Tandaseru – Mucikari prostitusi di bawah umur di Apartemen Kalibata City, Jakarta Selatan, merekrut anak-anak putus sekolah dan mahasiswi untuk dijadikan pekerja seks komersial (PSK).

“(Kebanyakan) putus sekolah, yang lima orang (anak di bawah umur yang dijadikan PSK). Rata-rata ada yang SD, dan SMP,” kata Kasubdit Remaja, Anak dan Wanita (Renakta) Ditreskrimum Polda Metro Jaya AKBP Azhar Nurgroho di Polda Metro Jaya, Rabu (8/8/2018).

Polisi menggerebek kamar di Apartemen Kalibata City, Tower Flamboyan, Lantai 21 AH pada Kamis (2/8/2018) dan menangkap tiga tersangka berinisial S alias O, T alias O, dan R yang berperan sebagai mucikari.
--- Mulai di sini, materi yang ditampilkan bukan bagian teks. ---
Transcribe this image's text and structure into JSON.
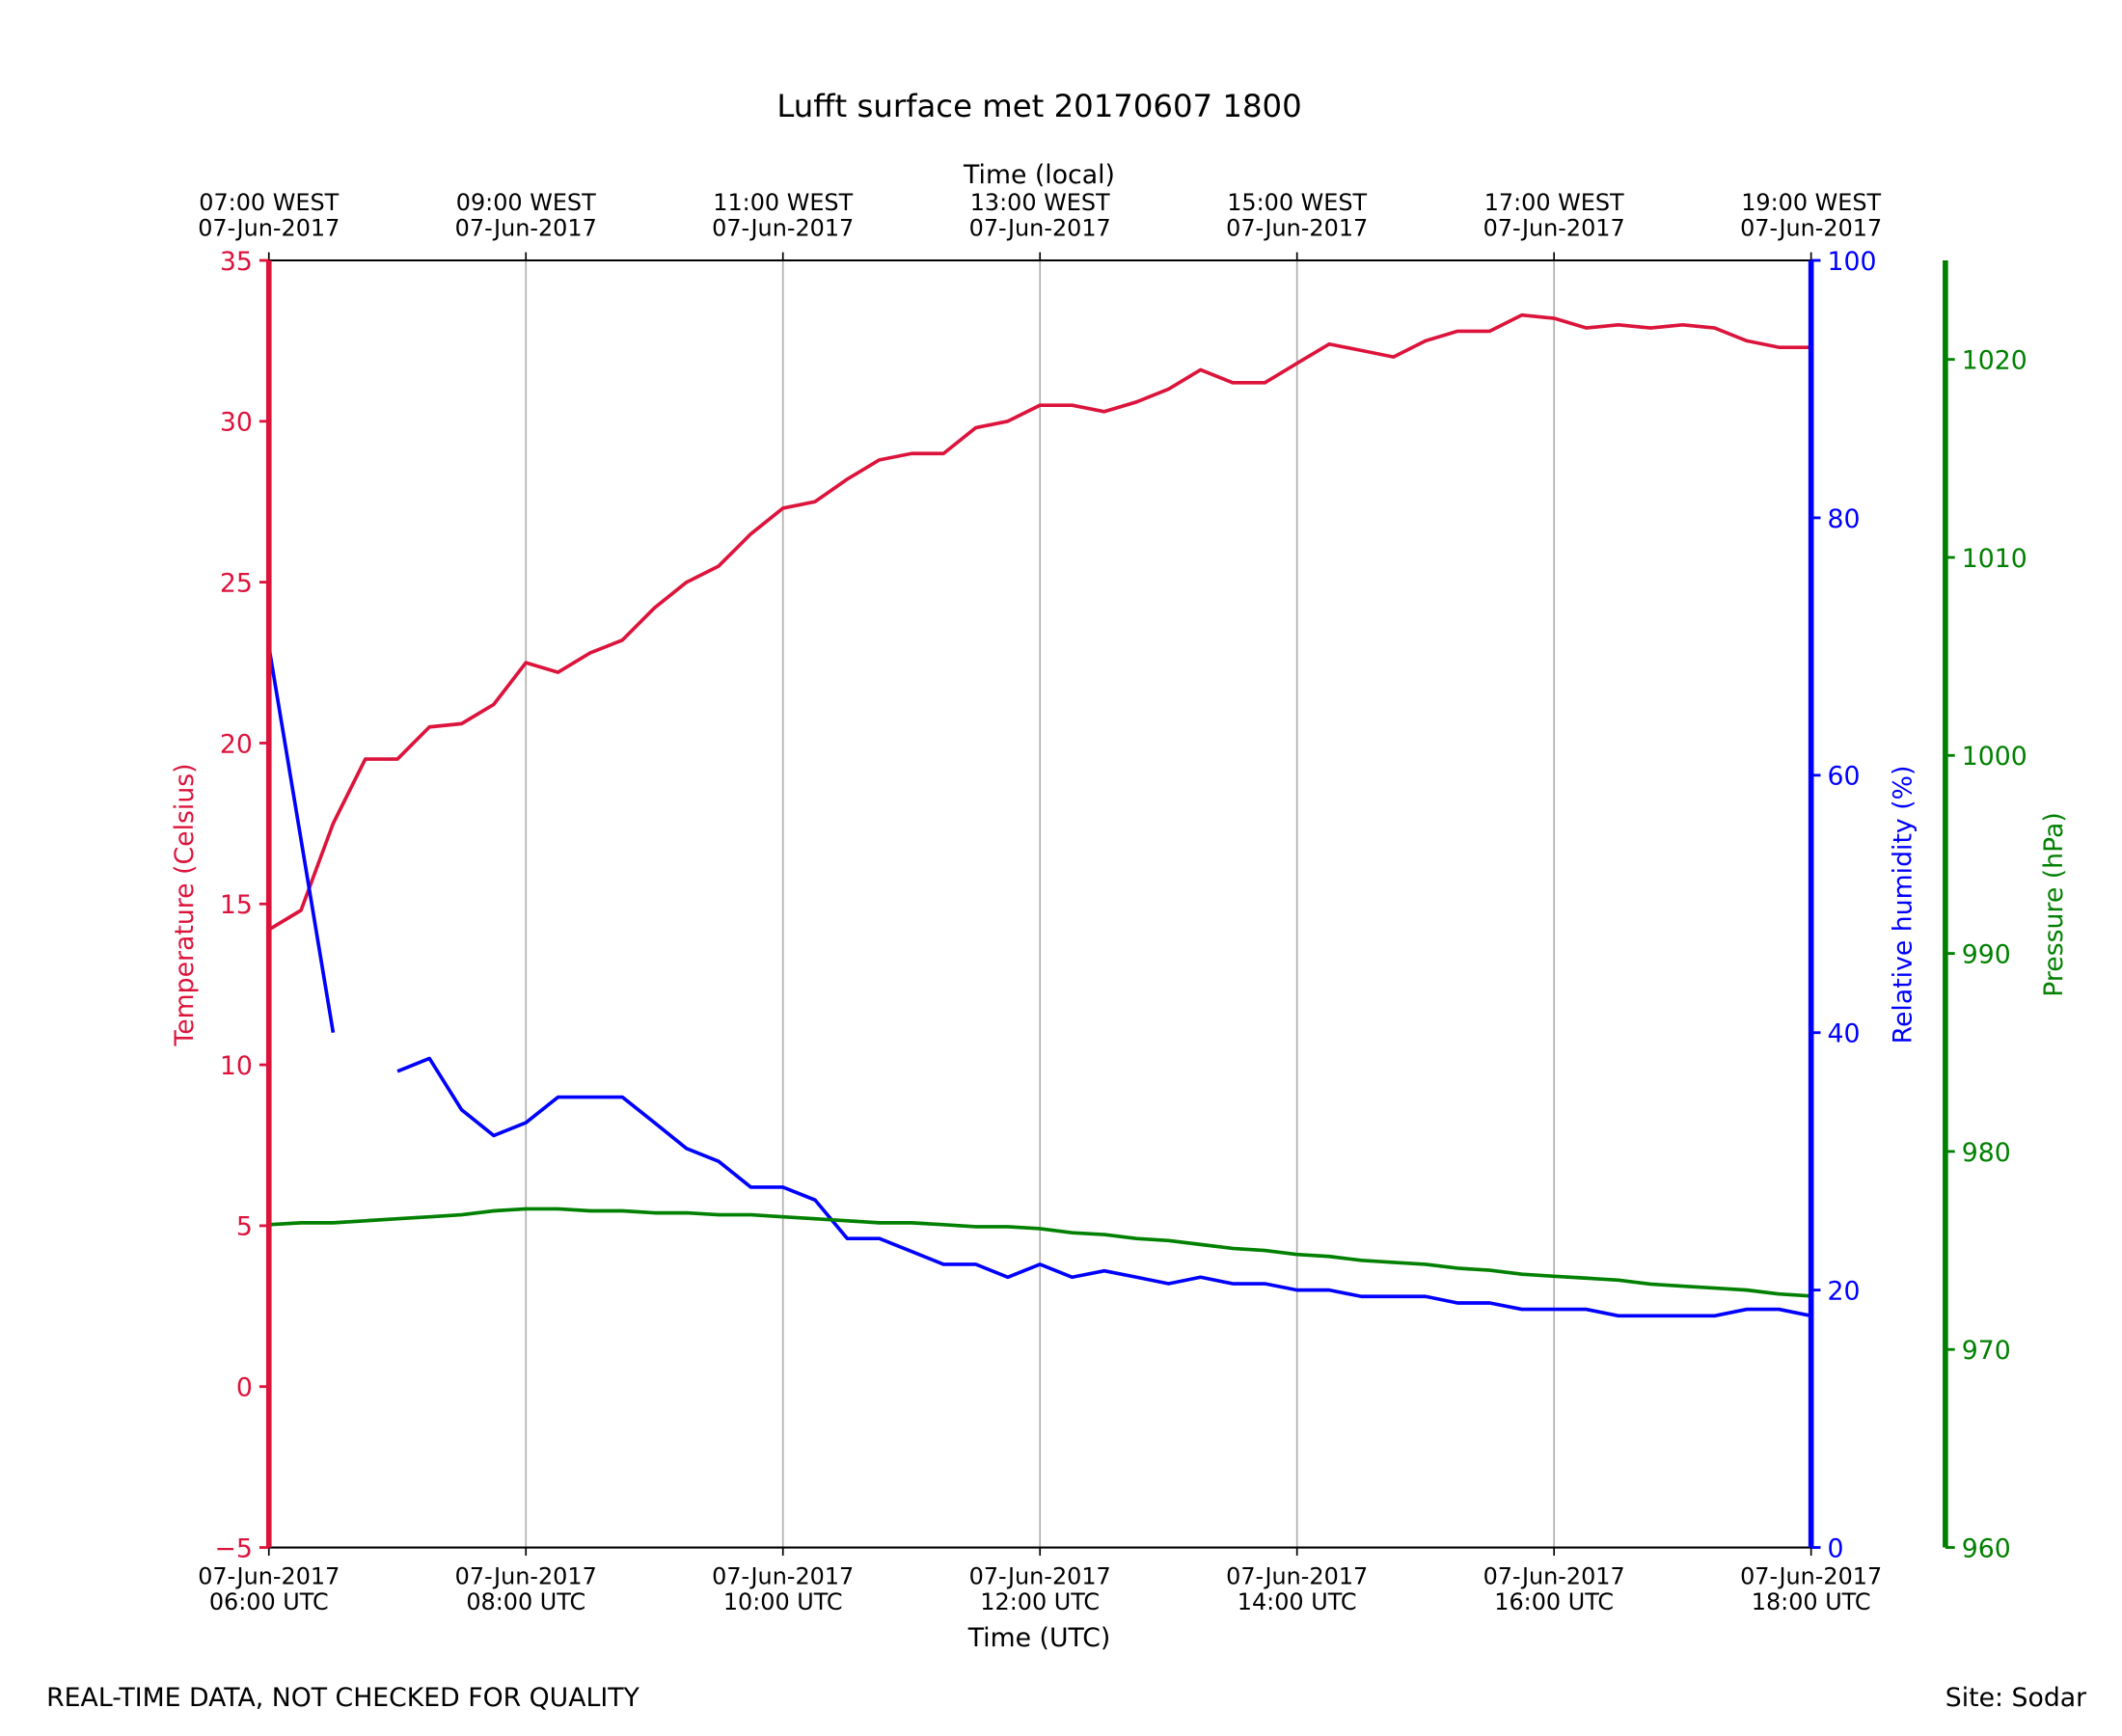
{
  "chart_data": {
    "type": "line",
    "title": "Lufft surface met 20170607 1800",
    "x_label": "Time (UTC)",
    "x2_label": "Time (local)",
    "y_label": "Temperature (Celsius)",
    "y2_label": "Relative humidity (%)",
    "y3_label": "Pressure (hPa)",
    "footer_left": "REAL-TIME DATA, NOT CHECKED FOR QUALITY",
    "footer_right": "Site: Sodar",
    "grid": true,
    "xlim": [
      6,
      18
    ],
    "xticks": [
      {
        "value": 6,
        "label": "07-Jun-2017\n06:00 UTC"
      },
      {
        "value": 8,
        "label": "07-Jun-2017\n08:00 UTC"
      },
      {
        "value": 10,
        "label": "07-Jun-2017\n10:00 UTC"
      },
      {
        "value": 12,
        "label": "07-Jun-2017\n12:00 UTC"
      },
      {
        "value": 14,
        "label": "07-Jun-2017\n14:00 UTC"
      },
      {
        "value": 16,
        "label": "07-Jun-2017\n16:00 UTC"
      },
      {
        "value": 18,
        "label": "07-Jun-2017\n18:00 UTC"
      }
    ],
    "x2ticks": [
      {
        "value": 6,
        "label": "07:00 WEST\n07-Jun-2017"
      },
      {
        "value": 8,
        "label": "09:00 WEST\n07-Jun-2017"
      },
      {
        "value": 10,
        "label": "11:00 WEST\n07-Jun-2017"
      },
      {
        "value": 12,
        "label": "13:00 WEST\n07-Jun-2017"
      },
      {
        "value": 14,
        "label": "15:00 WEST\n07-Jun-2017"
      },
      {
        "value": 16,
        "label": "17:00 WEST\n07-Jun-2017"
      },
      {
        "value": 18,
        "label": "19:00 WEST\n07-Jun-2017"
      }
    ],
    "ylim": [
      -5,
      35
    ],
    "yticks": [
      {
        "value": -5,
        "label": "−5"
      },
      0,
      5,
      10,
      15,
      20,
      25,
      30,
      35
    ],
    "y2lim": [
      0,
      100
    ],
    "y2ticks": [
      0,
      20,
      40,
      60,
      80,
      100
    ],
    "y3lim": [
      960,
      1025
    ],
    "y3ticks": [
      960,
      970,
      980,
      990,
      1000,
      1010,
      1020
    ],
    "x": [
      6,
      6.25,
      6.5,
      6.75,
      7,
      7.25,
      7.5,
      7.75,
      8,
      8.25,
      8.5,
      8.75,
      9,
      9.25,
      9.5,
      9.75,
      10,
      10.25,
      10.5,
      10.75,
      11,
      11.25,
      11.5,
      11.75,
      12,
      12.25,
      12.5,
      12.75,
      13,
      13.25,
      13.5,
      13.75,
      14,
      14.25,
      14.5,
      14.75,
      15,
      15.25,
      15.5,
      15.75,
      16,
      16.25,
      16.5,
      16.75,
      17,
      17.25,
      17.5,
      17.75,
      18
    ],
    "series": [
      {
        "name": "Temperature",
        "color": "#dc143c",
        "axis": "y",
        "values": [
          14.2,
          14.8,
          17.5,
          19.5,
          19.5,
          20.5,
          20.6,
          21.2,
          22.5,
          22.2,
          22.8,
          23.2,
          24.2,
          25.0,
          25.5,
          26.5,
          27.3,
          27.5,
          28.2,
          28.8,
          29.0,
          29.0,
          29.8,
          30.0,
          30.5,
          30.5,
          30.3,
          30.6,
          31.0,
          31.6,
          31.2,
          31.2,
          31.8,
          32.4,
          32.2,
          32.0,
          32.5,
          32.8,
          32.8,
          33.3,
          33.2,
          32.9,
          33.0,
          32.9,
          33.0,
          32.9,
          32.5,
          32.3,
          32.3
        ]
      },
      {
        "name": "Relative humidity",
        "color": "#0000ff",
        "axis": "y2",
        "values": [
          70,
          55,
          40,
          null,
          37,
          38,
          34,
          32,
          33,
          35,
          35,
          35,
          33,
          31,
          30,
          28,
          28,
          27,
          24,
          24,
          23,
          22,
          22,
          21,
          22,
          21,
          21.5,
          21,
          20.5,
          21,
          20.5,
          20.5,
          20,
          20,
          19.5,
          19.5,
          19.5,
          19,
          19,
          18.5,
          18.5,
          18.5,
          18,
          18,
          18,
          18,
          18.5,
          18.5,
          18
        ]
      },
      {
        "name": "Pressure",
        "color": "#008000",
        "axis": "y3",
        "values": [
          976.3,
          976.4,
          976.4,
          976.5,
          976.6,
          976.7,
          976.8,
          977.0,
          977.1,
          977.1,
          977.0,
          977.0,
          976.9,
          976.9,
          976.8,
          976.8,
          976.7,
          976.6,
          976.5,
          976.4,
          976.4,
          976.3,
          976.2,
          976.2,
          976.1,
          975.9,
          975.8,
          975.6,
          975.5,
          975.3,
          975.1,
          975.0,
          974.8,
          974.7,
          974.5,
          974.4,
          974.3,
          974.1,
          974.0,
          973.8,
          973.7,
          973.6,
          973.5,
          973.3,
          973.2,
          973.1,
          973.0,
          972.8,
          972.7
        ]
      }
    ]
  }
}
Setidaknya 17 unit di beberapa tower Kalibata City digunakan para tersangka sebagai rumah bordil.

Selain anak putus sekolah, tutur Azhar, para mucikari itu membujuk sejumlah mahasiswi dari beberapa kampus di Jakarta untuk mencari uang sampingan sebagai PSK. “Ada yang sementara kuliah tapi karena ada lemah, dia mundur untuk mengisi kekosongan waktunya dia nyambi,” ujar Azhar.

Menurut Azhar, semua PSK direkrut dari wilayah DKI Jakarta dan sekitarnya untuk melayani para pria hidung belang yang akan melampiaskan nafsu bejatnya dengan tarif mulai dari Rp 500 ribu hingga Rp 1 juta.

Dari penggerebekan di Apartemen Kalibata City itu, polisi menyita sejumlah barang bukti berupa tiga buah telepon genggam, bukti transfer uang dan sejumlah kondom bekas yang sudah terpakai.

Dalam kasus ini, para mucikari yang ditangkap dijerat Pasal 296 KUHP tentang Tindak Pidana Prostitusi dan Pasal 506 KUHP tentang Penyedia Perbuatan Cabul dengan hukuman satu tahun penjara.